Frank Vogel takes partial responsibility for the current superteam in Cleveland. To hear him tell it, it all dates back to the 2014 All-Star Game, when Vogel—currently the Orlando Magic head coach, then coach of the Indiana Pacers—was on the sidelines for the Eastern Conference.
“I feel partly responsible for aligning Kyrie and LeBron,” Vogel said after a recent Magic shootaround, a big smile on his face. “[James] was a Miami Heat member back then, and I take pride in being the first one to put them in the 1-3 pick-and-roll. It helped us come back and win—we were down in the fourth quarter, and that helped us come from behind.” Vogel’s East All-Stars won, 163-155.
Vogel is joking, of course, and even fatalistic about the whole thing: “That was some good action with some very talented guys. It worked against me. All it did was just get him in my division.”
But while Vogel and many other players and coaches point out at every turn that the game itself is little more than a gathering of greatness, with celebration the goal rather than victory, it leaves coaches of the game in an odd position: Just what are they to do with themselves?
Steve Kerr, coach of the 2015 West All-Stars, had his staff assemble a set of video clips that included each of his dozen stars that year.
“We tried to do some creative stuff, connect with the players,” Kerr said prior to a game in Brooklyn earlier this season. “It was entertaining. But it’s not about the game, it’s about the accomplishment.
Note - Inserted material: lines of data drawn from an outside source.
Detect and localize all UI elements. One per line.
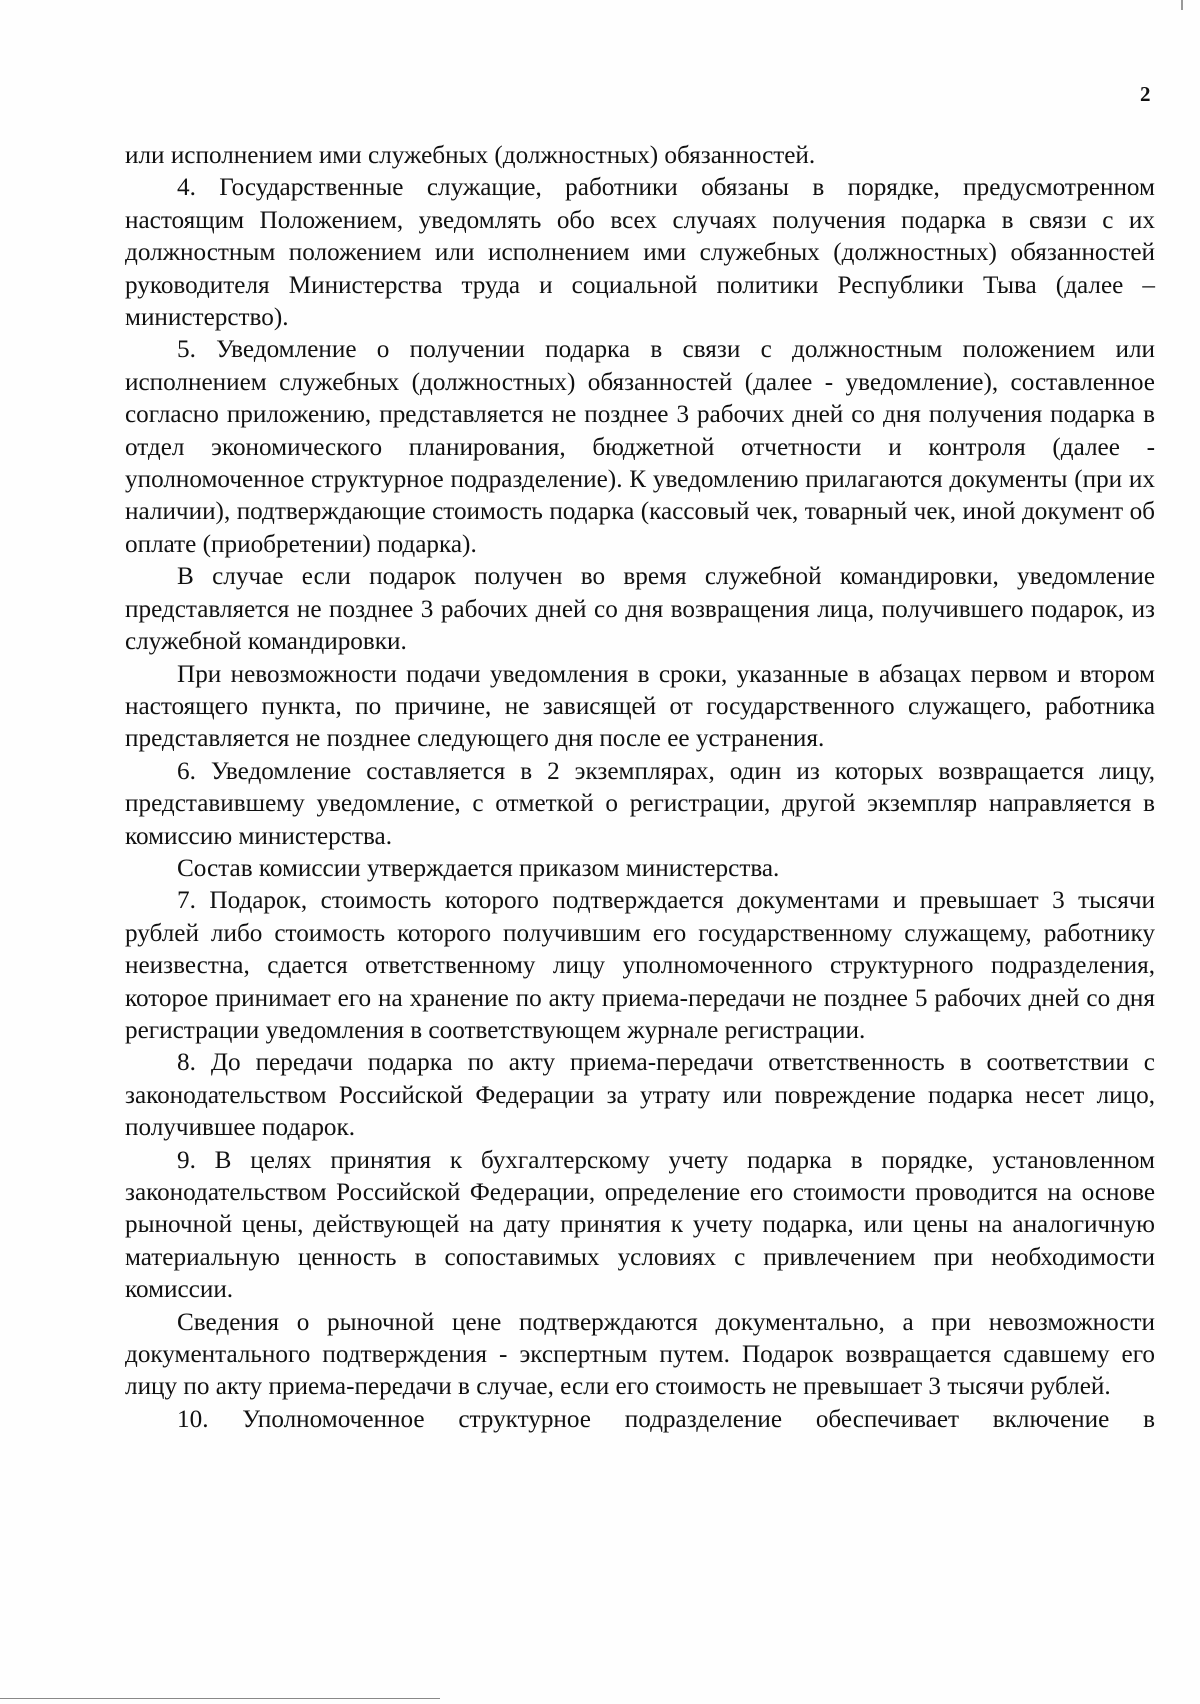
- paragraph-business-trip: В случае если подарок получен во время служебной командировки, уведомление представляется не позднее 3 рабочих дней со дня возвращения лица, получившего подарок, из служебной командировки.: [125, 563, 1155, 656]
- paragraph-item-9: 9. В целях принятия к бухгалтерскому учету подарка в порядке, установленном законодательством Российской Федерации, определение его стоимости проводится на основе рыночной цены, действующей на дату принятия к учету подарка, или цены на аналогичную материальную ценность в сопоставимых условиях с привлечением при необходимости комиссии.: [125, 1146, 1155, 1304]
- paragraph-item-10: 10. Уполномоченное структурное подразделение обеспечивает включение в: [177, 1405, 1155, 1433]
- paragraph-item-5: 5. Уведомление о получении подарка в связи с должностным положением или исполнением служебных (должностных) обязанностей (далее - уведомление), составленное согласно приложению, представляется не позднее 3 рабочих дней со дня получения подарка в отдел экономического планирования, бюджетной отчетности и контроля (далее - уполномоченное структурное подразделение). К уведомлению прилагаются документы (при их наличии), подтверждающие стоимость подарка (кассовый чек, товарный чек, иной документ об оплате (приобретении) подарка).: [125, 336, 1155, 558]
- paragraph-continuation: или исполнением ими служебных (должностных) обязанностей.: [125, 142, 816, 169]
- scan-edge-mark: [1181, 0, 1183, 10]
- paragraph-commission: Состав комиссии утверждается приказом министерства.: [177, 854, 780, 882]
- paragraph-item-8: 8. До передачи подарка по акту приема-передачи ответственность в соответствии с законодательством Российской Федерации за утрату или повреждение подарка несет лицо, получившее подарок.: [125, 1049, 1155, 1142]
- paragraph-market-price: Сведения о рыночной цене подтверждаются документально, а при невозможности документального подтверждения - экспертным путем. Подарок возвращается сдавшему его лицу по акту приема-передачи в случае, если его стоимость не превышает 3 тысячи рублей.: [125, 1308, 1155, 1401]
- paragraph-item-6: 6. Уведомление составляется в 2 экземплярах, один из которых возвращается лицу, представившему уведомление, с отметкой о регистрации, другой экземпляр направляется в комиссию министерства.: [125, 757, 1155, 850]
- page-number: 2: [1140, 82, 1151, 106]
- document-body: [125, 140, 1155, 1436]
- paragraph-deadline-exception: При невозможности подачи уведомления в сроки, указанные в абзацах первом и втором настоящего пункта, по причине, не зависящей от государственного служащего, работника представляется не позднее следующего дня после ее устранения.: [125, 660, 1155, 753]
- paragraph-item-7: 7. Подарок, стоимость которого подтверждается документами и превышает 3 тысячи рублей либо стоимость которого получившим его государственному служащему, работнику неизвестна, сдается ответственному лицу уполномоченного структурного подразделения, которое принимает его на хранение по акту приема-передачи не позднее 5 рабочих дней со дня регистрации уведомления в соответствующем журнале регистрации.: [125, 887, 1155, 1044]
- scan-bottom-edge: [0, 1698, 440, 1699]
- paragraph-item-4: 4. Государственные служащие, работники обязаны в порядке, предусмотренном настоящим Положением, уведомлять обо всех случаях получения подарка в связи с их должностным положением или исполнением ими служебных (должностных) обязанностей руководителя Министерства труда и социальной политики Республики Тыва (далее – министерство).: [125, 174, 1155, 332]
And I think it’s about reminding the guys of what a big accomplishment that is.”
And that dovetails with the way the players view it. One of Kerr’s current mainstays, Kevin Durant, experienced him as an All-Star coach more than a year before Durant made the choice to join him in Golden State.
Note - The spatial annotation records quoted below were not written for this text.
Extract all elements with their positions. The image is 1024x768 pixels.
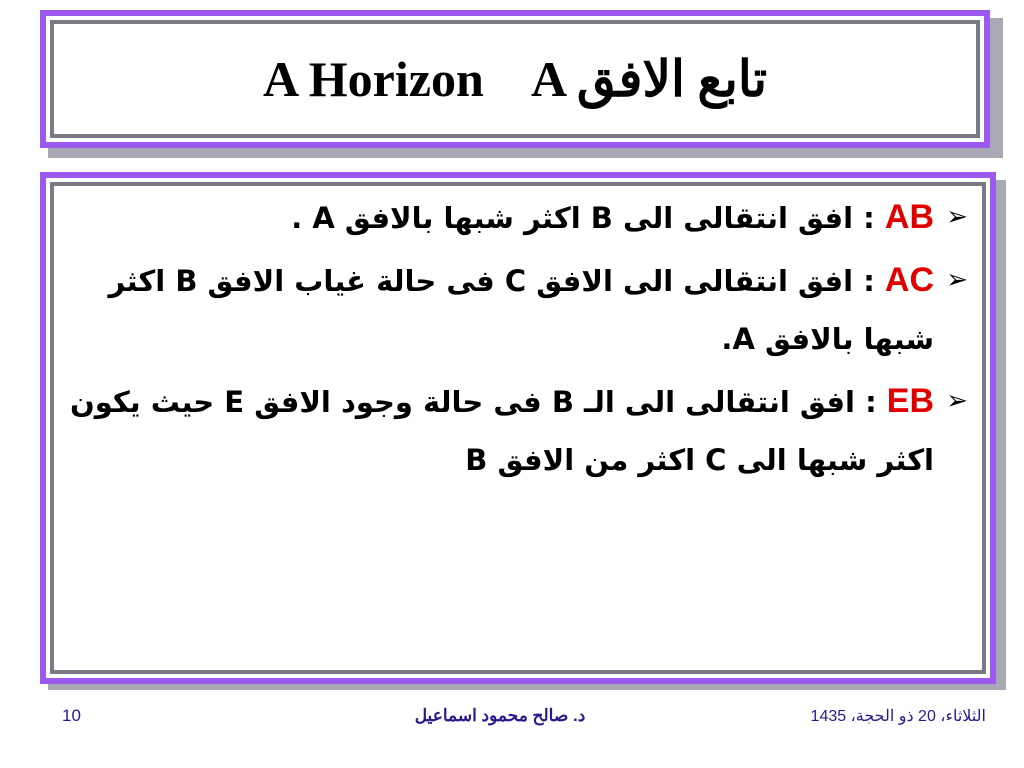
- title-frame: [40, 10, 990, 148]
- bullet-text: : افق انتقالى الى الافق C فى حالة غياب الافق B اكثر شبها بالافق A.: [108, 264, 934, 356]
- bullet-text: : افق انتقالى الى B اكثر شبها بالافق A .: [291, 201, 885, 235]
- page-number: 10: [62, 706, 81, 725]
- bullet-item-eb: [58, 372, 968, 489]
- bullet-text: : افق انتقالى الى الـ B فى حالة وجود الافق E حيث يكون اكثر شبها الى C اكثر من الافق B: [69, 385, 934, 477]
- bullet-list: [58, 188, 968, 493]
- arrow-bullet-icon: ➢: [946, 265, 968, 295]
- bullet-item-ac: [58, 251, 968, 368]
- arrow-bullet-icon: ➢: [946, 386, 968, 416]
- arrow-bullet-icon: ➢: [946, 202, 968, 232]
- slide-date: الثلاثاء، 20 ذو الحجة، 1435: [810, 708, 986, 725]
- slide-title: A Horizon A تابع الافق: [262, 51, 768, 107]
- horizon-code: EB: [886, 382, 934, 420]
- author-name: د. صالح محمود اسماعيل: [414, 706, 586, 725]
- horizon-code: AC: [884, 261, 934, 299]
- bullet-item-ab: [58, 188, 968, 247]
- horizon-code: AB: [884, 198, 934, 236]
“I’ve been around, from Coach Pop to Phil Jackson to Steve Kerr,” Durant said in Brooklyn in December. “They’re just all insightful and recognize how important these moments are for the players. I don’t want to say they ‘coach,’ but to see them and how they operate, how much we all enjoy it together as a group, that flies under the radar, how important it is to some players, to be recognized as one of the 24 best players in the League.”
Note that caveat from Durant: “I don’t want to say they coach.” That’s trickier than it sounds. After all, the men chosen to coach the NBA All-Stars spend every waking moment, and much of their dreams, scheming, creating and determining ways to make their teams better.
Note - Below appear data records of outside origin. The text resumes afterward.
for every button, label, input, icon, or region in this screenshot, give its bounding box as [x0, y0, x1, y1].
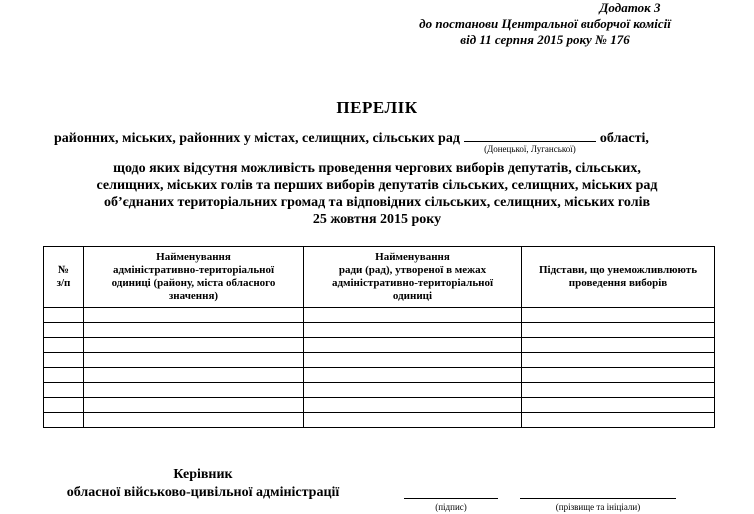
table-cell	[84, 308, 304, 323]
table-cell	[84, 338, 304, 353]
table-row	[44, 353, 715, 368]
signature-line	[404, 498, 498, 512]
appendix-note	[380, 0, 710, 48]
table-body	[44, 308, 715, 428]
table-cell	[44, 398, 84, 413]
table-cell	[44, 338, 84, 353]
appendix-resolution: до постанови Центральної виборчої комісії	[419, 16, 671, 31]
table-row	[44, 398, 715, 413]
table-cell	[44, 413, 84, 428]
table-cell	[522, 383, 715, 398]
table-cell	[84, 383, 304, 398]
table-row	[44, 383, 715, 398]
table-cell	[304, 308, 522, 323]
body-text	[0, 160, 754, 228]
table-cell	[304, 383, 522, 398]
table-cell	[84, 398, 304, 413]
table-cell	[84, 368, 304, 383]
name-hint: (прізвище та ініціали)	[555, 502, 641, 512]
body-line: селищних, міських голів та перших виборів депутатів сільських, селищних, міських рад	[96, 178, 658, 193]
table-row	[44, 338, 715, 353]
table-cell	[44, 383, 84, 398]
table-cell	[304, 398, 522, 413]
table-cell	[84, 353, 304, 368]
table-cell	[304, 368, 522, 383]
table-cell	[522, 353, 715, 368]
table-cell	[522, 413, 715, 428]
signature-block	[48, 466, 358, 502]
name-line	[520, 498, 676, 512]
subtitle-suffix: області,	[599, 131, 649, 146]
table-cell	[522, 323, 715, 338]
table-cell	[44, 308, 84, 323]
table-cell	[304, 323, 522, 338]
table-cell	[304, 353, 522, 368]
table-cell	[84, 413, 304, 428]
table-cell	[44, 353, 84, 368]
signature-hint: (підпис)	[435, 502, 467, 512]
appendix-number: Додаток 3	[599, 0, 661, 15]
table-cell	[522, 308, 715, 323]
region-blank-field	[464, 128, 596, 154]
table-cell	[84, 323, 304, 338]
signer-organization: обласної військово-цивільної адміністрації	[66, 485, 340, 500]
header-council: Найменування ради (рад), утвореної в межах адміністративно-територіальної одиниці	[304, 247, 522, 308]
table-row	[44, 368, 715, 383]
table-cell	[304, 413, 522, 428]
table-cell	[44, 323, 84, 338]
table-row	[44, 413, 715, 428]
table-row	[44, 323, 715, 338]
header-territorial-unit: Найменування адміністративно-територіальної одиниці (району, міста обласного значення)	[84, 247, 304, 308]
councils-table	[43, 246, 715, 428]
body-line: щодо яких відсутня можливість проведення чергових виборів депутатів, сільських,	[113, 161, 641, 176]
table-cell	[522, 368, 715, 383]
signer-role: Керівник	[173, 467, 233, 482]
election-date: 25 жовтня 2015 року	[312, 212, 442, 227]
table-cell	[44, 368, 84, 383]
table-cell	[522, 398, 715, 413]
region-hint: (Донецької, Луганської)	[484, 144, 576, 154]
subtitle-prefix: районних, міських, районних у містах, селищних, сільських рад	[54, 131, 460, 146]
subtitle-row	[54, 128, 649, 154]
header-number: № з/п	[44, 247, 84, 308]
body-line: об’єднаних територіальних громад та відповідних сільських, селищних, міських голів	[103, 195, 651, 210]
table-row	[44, 308, 715, 323]
document-title: ПЕРЕЛІК	[336, 98, 418, 117]
table-header-row	[44, 247, 715, 308]
appendix-date: від 11 серпня 2015 року № 176	[460, 32, 630, 47]
table-cell	[522, 338, 715, 353]
header-grounds: Підстави, що унеможливлюють проведення виборів	[522, 247, 715, 308]
table-cell	[304, 338, 522, 353]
Suddenly, presented with the best rosters they’ll ever have, they are expected to do…nothing?
In Tyronn Lue’s case, the experience came with more than the usual amount of baggage. Lue was gifted the East coaching gig in ’16 thanks to a first-place record the Cavaliers compiled largely under David Blatt, who was fired on January 22. Lue wasn’t even sure he’d accept the honor at first, but ultimately said he found peace with it, mostly because he knew how much he’d enjoy the chance to be around so many great players.
“It’s great to see their personalities and how they all get along,” Lue said of his East team. “So just great to be part of that, the best players in the NBA. But it was kind of a mixed honor, between me and Coach Blatt.”
But did he learn anything from what was, after all, his 12th game as a head coach?
“In the All-Star Game? Nothing,” Lue insisted.
Kerr agreed, even with a Warriors team that is the closest the NBA has ever seen to a literal All-Star team.
“It’s really fun to be in the company of the best players in the world, seeing them all in front of you,” Kerr said. “There’s zero coaching involved, at least I didn’t draw up a play. It’s not about what offense or defense you’re going to run—it’s about a bunch of guys having fun, displaying their skills in front of the world. But it didn’t affect my coaching, or anything about how I approach my team.”
For Vogel, it wasn’t quite so hands-off. He kept it light, but he did design some out-of-timeout plays. He’d sketched out the rotation minutes ahead of time, making certain that every player received comparable minutes for the honor, and all 12 of his All-Stars saw double-digit minutes of playing time. The well-known defensive taskmaster even delivered a halfhearted pep talk geared toward a slight improvement on that front.
“Yes, we joked about it a lot during timeouts,” Vogel said. “I said, I know what the spirit of this game is, but we can try a little harder on defense. We don’t have to go nuts, but we can try a little harder.”
Still, beyond the careful arrangement of minutes on the court and bringing friends and family to the arena—Vogel made sure his wife and children got to live through this career highlight with him—the All-Star coach’s job comes down, effectively, to smelling the roses.
Or as Kerr sarcastically put it when it was pointed out to him that his West All-Stars won, 163-158, with a stellar fourth quarter: “I think it was coaching down the stretch. I remember handing the ball to Chris Paul seven straight times and turning to my assistants and saying, Man, what a phenomenal coaching job that was. Nobody else could’ve thought of that.”